Detection of rare variants in massively parallel sequencing data and base quality recalibration

Rick Tankard, who is a research assistant in the Bahlo Lab at WEHI, gave a seminar discussing the quality scores produced by the Illumina sequencing machines. He also discussed the analysis pipeline he has built, in conjunction with other members of the Bahlo lab, for the detection of rare variants in MPS experiments

The quality scores produced off the sequencer are meant to give an indication of the quality of the base-call (for SOLiD data the qualities measure the quality of the colour- or dinucleotide-call). Rick only spoke about Illumina HiSeq data but what follows is generally relevant regardless of the sequencing platform. The quality scores are Phred-encoded probabilities, e.g. a base quality of 30 corresponds to a 11000 chance that the base-call is incorrect. These quality scores are commonly used in the downstream analysis of aligned data, such as when calling variants. However it is well known that these quality scores frequently overestimate the quality of the base-calls.

Illumina quality scores decrease roughly exponentially (on the Phred scale) by base position so that the initial bases are generally much higher quality than the last bases of each read.
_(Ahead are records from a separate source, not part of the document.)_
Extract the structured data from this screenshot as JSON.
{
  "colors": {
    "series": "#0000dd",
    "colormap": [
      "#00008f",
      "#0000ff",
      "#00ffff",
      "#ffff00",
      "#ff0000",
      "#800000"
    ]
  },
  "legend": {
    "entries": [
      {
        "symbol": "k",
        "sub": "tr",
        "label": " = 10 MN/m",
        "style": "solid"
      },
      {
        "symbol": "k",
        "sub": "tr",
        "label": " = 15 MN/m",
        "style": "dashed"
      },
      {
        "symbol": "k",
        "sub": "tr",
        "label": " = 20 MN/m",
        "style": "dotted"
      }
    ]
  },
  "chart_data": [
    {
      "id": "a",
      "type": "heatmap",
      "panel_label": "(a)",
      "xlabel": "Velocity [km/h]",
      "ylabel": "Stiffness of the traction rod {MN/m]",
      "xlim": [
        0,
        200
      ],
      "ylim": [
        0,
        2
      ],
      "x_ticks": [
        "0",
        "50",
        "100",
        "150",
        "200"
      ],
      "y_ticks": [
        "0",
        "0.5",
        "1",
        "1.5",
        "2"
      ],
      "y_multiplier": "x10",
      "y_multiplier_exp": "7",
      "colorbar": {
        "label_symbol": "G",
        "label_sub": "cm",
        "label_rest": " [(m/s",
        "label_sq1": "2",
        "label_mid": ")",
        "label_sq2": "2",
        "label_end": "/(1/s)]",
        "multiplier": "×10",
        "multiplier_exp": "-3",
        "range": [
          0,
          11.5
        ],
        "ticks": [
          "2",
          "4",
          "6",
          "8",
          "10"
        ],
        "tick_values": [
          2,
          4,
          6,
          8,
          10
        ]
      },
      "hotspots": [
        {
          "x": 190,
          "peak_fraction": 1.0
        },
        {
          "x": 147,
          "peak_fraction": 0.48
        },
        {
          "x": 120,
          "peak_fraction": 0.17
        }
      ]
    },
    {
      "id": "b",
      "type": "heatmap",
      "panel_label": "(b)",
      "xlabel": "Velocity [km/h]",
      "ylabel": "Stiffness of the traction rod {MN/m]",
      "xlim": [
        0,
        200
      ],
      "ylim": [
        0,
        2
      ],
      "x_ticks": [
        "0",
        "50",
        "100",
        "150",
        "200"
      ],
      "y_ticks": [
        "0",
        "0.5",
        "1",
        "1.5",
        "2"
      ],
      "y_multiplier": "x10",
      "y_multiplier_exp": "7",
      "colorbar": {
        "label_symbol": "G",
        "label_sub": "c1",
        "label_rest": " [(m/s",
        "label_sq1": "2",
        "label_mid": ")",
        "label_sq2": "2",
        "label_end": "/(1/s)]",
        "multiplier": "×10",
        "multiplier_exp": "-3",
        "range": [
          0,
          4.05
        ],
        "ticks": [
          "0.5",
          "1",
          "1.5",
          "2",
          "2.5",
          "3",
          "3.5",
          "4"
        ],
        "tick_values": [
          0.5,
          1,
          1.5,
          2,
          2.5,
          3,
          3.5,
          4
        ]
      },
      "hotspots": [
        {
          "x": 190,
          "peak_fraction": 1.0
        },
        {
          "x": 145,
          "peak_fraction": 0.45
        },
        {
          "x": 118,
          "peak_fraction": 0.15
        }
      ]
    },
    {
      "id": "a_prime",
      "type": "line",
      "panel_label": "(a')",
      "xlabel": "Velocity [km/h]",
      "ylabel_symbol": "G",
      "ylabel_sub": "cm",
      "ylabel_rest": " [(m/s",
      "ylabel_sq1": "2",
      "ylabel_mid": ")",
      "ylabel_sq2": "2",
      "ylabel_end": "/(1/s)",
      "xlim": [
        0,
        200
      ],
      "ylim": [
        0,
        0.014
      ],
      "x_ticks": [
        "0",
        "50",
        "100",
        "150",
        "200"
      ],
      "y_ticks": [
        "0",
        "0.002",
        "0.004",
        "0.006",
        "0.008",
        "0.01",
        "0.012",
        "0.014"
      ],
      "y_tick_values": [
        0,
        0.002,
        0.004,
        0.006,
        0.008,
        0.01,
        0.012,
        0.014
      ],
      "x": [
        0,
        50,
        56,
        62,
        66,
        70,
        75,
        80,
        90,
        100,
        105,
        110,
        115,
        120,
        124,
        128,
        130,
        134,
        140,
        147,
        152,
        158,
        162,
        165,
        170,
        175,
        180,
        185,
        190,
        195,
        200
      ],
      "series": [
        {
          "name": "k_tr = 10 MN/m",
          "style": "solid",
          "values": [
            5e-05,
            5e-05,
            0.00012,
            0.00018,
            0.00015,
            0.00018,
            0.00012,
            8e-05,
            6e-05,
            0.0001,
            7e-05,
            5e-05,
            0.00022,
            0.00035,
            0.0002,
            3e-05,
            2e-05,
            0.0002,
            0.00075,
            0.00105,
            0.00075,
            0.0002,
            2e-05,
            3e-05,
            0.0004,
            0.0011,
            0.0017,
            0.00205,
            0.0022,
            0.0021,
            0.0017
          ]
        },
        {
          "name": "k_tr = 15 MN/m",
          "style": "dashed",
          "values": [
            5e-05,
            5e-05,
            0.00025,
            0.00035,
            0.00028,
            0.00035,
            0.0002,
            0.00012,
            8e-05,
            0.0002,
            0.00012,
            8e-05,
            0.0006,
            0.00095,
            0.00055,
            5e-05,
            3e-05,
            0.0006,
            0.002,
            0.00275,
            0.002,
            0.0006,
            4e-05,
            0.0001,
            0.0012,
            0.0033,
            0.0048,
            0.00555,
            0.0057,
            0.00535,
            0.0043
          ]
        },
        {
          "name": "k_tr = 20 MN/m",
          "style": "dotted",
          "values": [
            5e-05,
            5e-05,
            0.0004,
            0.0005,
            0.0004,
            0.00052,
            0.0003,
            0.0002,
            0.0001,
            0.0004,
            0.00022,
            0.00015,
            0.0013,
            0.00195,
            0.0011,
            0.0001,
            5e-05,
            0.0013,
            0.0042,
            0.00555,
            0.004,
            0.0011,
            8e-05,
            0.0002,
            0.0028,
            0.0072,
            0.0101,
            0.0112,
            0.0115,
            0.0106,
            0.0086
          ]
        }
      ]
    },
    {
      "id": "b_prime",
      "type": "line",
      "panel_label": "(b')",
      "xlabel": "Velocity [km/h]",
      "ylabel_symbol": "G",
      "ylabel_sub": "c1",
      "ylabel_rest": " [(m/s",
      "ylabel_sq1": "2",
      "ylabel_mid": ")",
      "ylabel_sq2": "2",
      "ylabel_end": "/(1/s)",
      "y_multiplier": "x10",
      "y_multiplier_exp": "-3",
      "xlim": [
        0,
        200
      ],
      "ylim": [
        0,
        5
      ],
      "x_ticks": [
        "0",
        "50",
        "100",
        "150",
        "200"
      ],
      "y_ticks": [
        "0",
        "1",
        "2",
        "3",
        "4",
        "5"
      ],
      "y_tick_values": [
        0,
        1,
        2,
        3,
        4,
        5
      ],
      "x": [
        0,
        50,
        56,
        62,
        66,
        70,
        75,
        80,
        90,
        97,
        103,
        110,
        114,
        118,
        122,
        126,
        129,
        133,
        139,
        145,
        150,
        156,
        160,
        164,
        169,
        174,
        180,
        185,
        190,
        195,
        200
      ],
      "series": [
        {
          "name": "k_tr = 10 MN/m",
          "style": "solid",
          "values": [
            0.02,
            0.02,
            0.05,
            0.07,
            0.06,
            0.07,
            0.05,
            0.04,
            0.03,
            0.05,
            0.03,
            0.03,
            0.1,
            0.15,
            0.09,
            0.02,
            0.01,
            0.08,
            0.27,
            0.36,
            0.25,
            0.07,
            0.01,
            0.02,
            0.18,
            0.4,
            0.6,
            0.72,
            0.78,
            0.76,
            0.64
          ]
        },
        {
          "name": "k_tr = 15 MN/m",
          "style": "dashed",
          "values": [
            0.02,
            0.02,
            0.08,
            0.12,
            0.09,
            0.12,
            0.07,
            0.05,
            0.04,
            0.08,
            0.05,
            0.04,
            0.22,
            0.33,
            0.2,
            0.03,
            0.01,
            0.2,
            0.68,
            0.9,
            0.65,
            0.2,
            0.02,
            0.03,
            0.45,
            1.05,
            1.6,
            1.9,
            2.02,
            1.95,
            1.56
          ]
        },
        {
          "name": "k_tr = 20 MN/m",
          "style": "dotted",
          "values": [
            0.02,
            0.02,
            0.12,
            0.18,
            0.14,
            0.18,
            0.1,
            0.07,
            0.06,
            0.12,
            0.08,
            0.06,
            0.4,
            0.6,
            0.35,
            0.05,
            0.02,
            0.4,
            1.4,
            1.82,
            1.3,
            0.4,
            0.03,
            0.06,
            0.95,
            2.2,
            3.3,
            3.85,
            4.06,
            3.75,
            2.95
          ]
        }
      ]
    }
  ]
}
Illumina recently re-jigged their base-quality algorithm to down-weight the first 10 or so nucleotides of every read in light of evidence that it was consistently over-estimating the quality of these positions. This has improved things somewhat, but there still seems to be a general overconfidence in the quality of the base-calls.
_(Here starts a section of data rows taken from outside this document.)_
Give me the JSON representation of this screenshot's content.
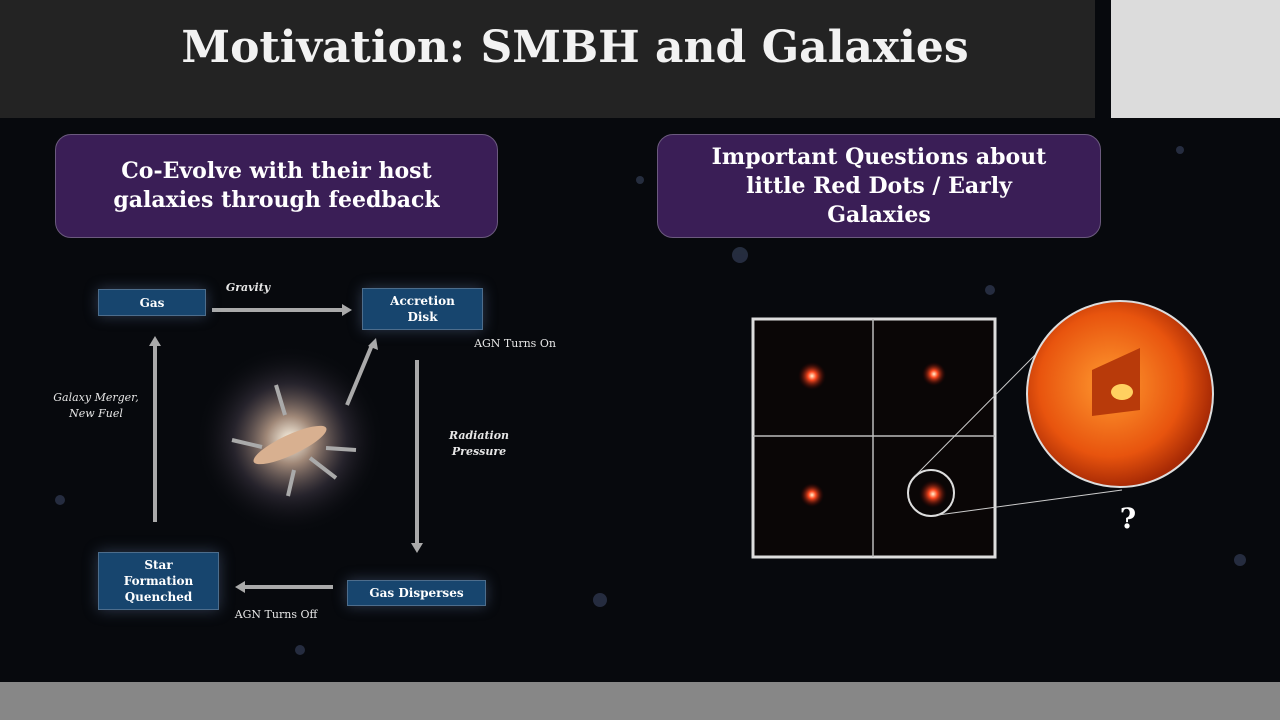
{
  "header": {
    "title": "Motivation: SMBH and Galaxies"
  },
  "left_box": {
    "text": "Co-Evolve with their host galaxies through feedback"
  },
  "right_box": {
    "text": "Important Questions about little Red Dots / Early Galaxies"
  },
  "diagram": {
    "nodes": [
      {
        "label": "Gas"
      },
      {
        "label": "Accretion Disk"
      },
      {
        "label": "Gas Disperses"
      },
      {
        "label": "Star Formation Quenched"
      }
    ],
    "edges": [
      {
        "label": "Gravity"
      },
      {
        "label": "AGN Turns On"
      },
      {
        "label": "Radiation Pressure"
      },
      {
        "label": "AGN Turns Off"
      },
      {
        "label": "Galaxy Merger, New Fuel"
      }
    ]
  },
  "question_mark": "?"
}
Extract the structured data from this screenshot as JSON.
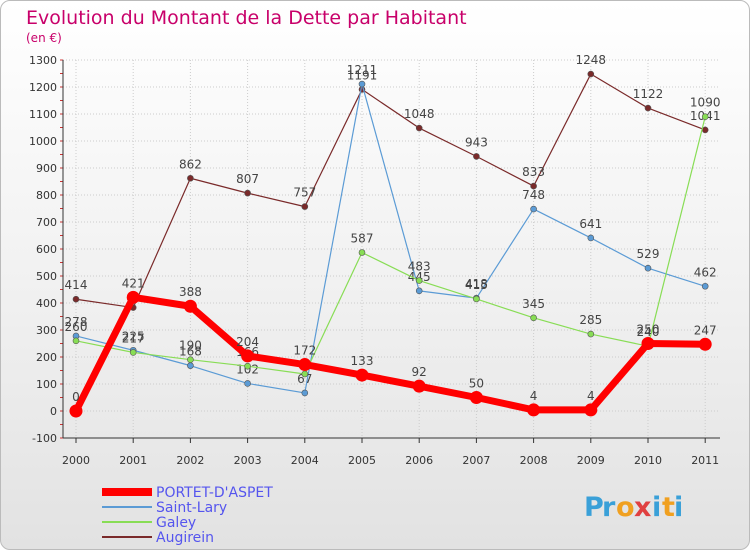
{
  "chart_data": {
    "type": "line",
    "title": "Evolution du Montant de la Dette par Habitant",
    "subtitle": "(en €)",
    "xlabel": "",
    "ylabel": "",
    "categories": [
      "2000",
      "2001",
      "2002",
      "2003",
      "2004",
      "2005",
      "2006",
      "2007",
      "2008",
      "2009",
      "2010",
      "2011"
    ],
    "ylim": [
      -100,
      1300
    ],
    "yticks": [
      "-100",
      "0",
      "100",
      "200",
      "300",
      "400",
      "500",
      "600",
      "700",
      "800",
      "900",
      "1000",
      "1100",
      "1200",
      "1300"
    ],
    "grid": true,
    "legend_position": "bottom-left",
    "series": [
      {
        "name": "Augirein",
        "color": "#7a2a2a",
        "values": [
          414,
          383,
          862,
          807,
          757,
          1191,
          1048,
          943,
          833,
          1248,
          1122,
          1041
        ],
        "labels": [
          "414",
          "",
          "862",
          "807",
          "757",
          "1191",
          "1048",
          "943",
          "833",
          "1248",
          "1122",
          "1041"
        ]
      },
      {
        "name": "Saint-Lary",
        "color": "#5b9bd5",
        "values": [
          278,
          225,
          168,
          102,
          67,
          1211,
          445,
          418,
          748,
          641,
          529,
          462
        ],
        "labels": [
          "278",
          "225",
          "168",
          "102",
          "67",
          "1211",
          "445",
          "418",
          "748",
          "641",
          "529",
          "462"
        ]
      },
      {
        "name": "Galey",
        "color": "#88dd55",
        "values": [
          260,
          217,
          190,
          166,
          137,
          587,
          483,
          415,
          345,
          285,
          240,
          1090
        ],
        "labels": [
          "260",
          "217",
          "190",
          "166",
          "",
          "587",
          "483",
          "415",
          "345",
          "285",
          "240",
          "1090"
        ]
      },
      {
        "name": "PORTET-D'ASPET",
        "color": "#ff0000",
        "values": [
          0,
          421,
          388,
          204,
          172,
          133,
          92,
          50,
          4,
          4,
          250,
          247
        ],
        "labels": [
          "0",
          "421",
          "388",
          "204",
          "172",
          "133",
          "92",
          "50",
          "4",
          "4",
          "250",
          "247"
        ]
      }
    ],
    "legend": [
      "PORTET-D'ASPET",
      "Saint-Lary",
      "Galey",
      "Augirein"
    ]
  },
  "brand": {
    "letters": [
      "P",
      "r",
      "o",
      "x",
      "i",
      "t",
      "i"
    ],
    "colors": [
      "#3aa0d8",
      "#3aa0d8",
      "#f0a020",
      "#e04040",
      "#3aa0d8",
      "#f0a020",
      "#3aa0d8"
    ]
  },
  "colors": {
    "title": "#c8006a",
    "legend_text": "#5555ee",
    "axis": "#333333",
    "grid": "#cccccc",
    "label": "#444444"
  }
}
Roughly speaking, base-quality recalibration tries to adjust the sequencer-produced base qualities by comparing them to the observed mismatch frequencies in the aligned data. GATK and the Novoalign aligner both perform base-quality recalibration, though in slightly different ways and at different points in the analysis pipeline. GATK is more transparent in how it actually does the recalibration.

Rick also discussed aligning reads against an ambiguous reference genome. An ambiguous reference genome uses the IUPAC DNA codes at positions of known variation (such as SNPs) so that reads containing the non-reference allele at these sites are not unduly penalised. Novoalign is able to align against an ambiguous reference but I don’t believe many aligners are capable of this (e.g. BWA or Bowtie).

Rick studied a single sample to assess the effect of base-quality recalibration, using Novoalign and/or GATK, and the effect of aligning against an ambiguous reference (where possible) on the number of reads aligned and the number of variants called when using Novoalign or BWA. The overall conclusions were:

  • Use an ambiguous reference with Novoalign whenever possible
  • Use GATK recalibration with BWA
  • Avoid GATK recalibration when using the default options in Novoalign
  • Use the -o FULLNW option in Novoalign to prevent Novoalign artificially inflating the quality of bases at the 3’ end of reads
  • Don’t yet know if performing Novoalign quality-score recalibration followed by GATK quality score recalibration is a good idea

In the Bahlo lab we currently use Novoalign’s recalibration when aligning with Novoalign and GATK’s recalibration when aligning with BWA. Whilst the number of variants called by each of the “best” Novoalign and BWA analyses were similar in Rick’s study, I’d like to know which variants are unique to each analysis and why. Rick is pursuing this question.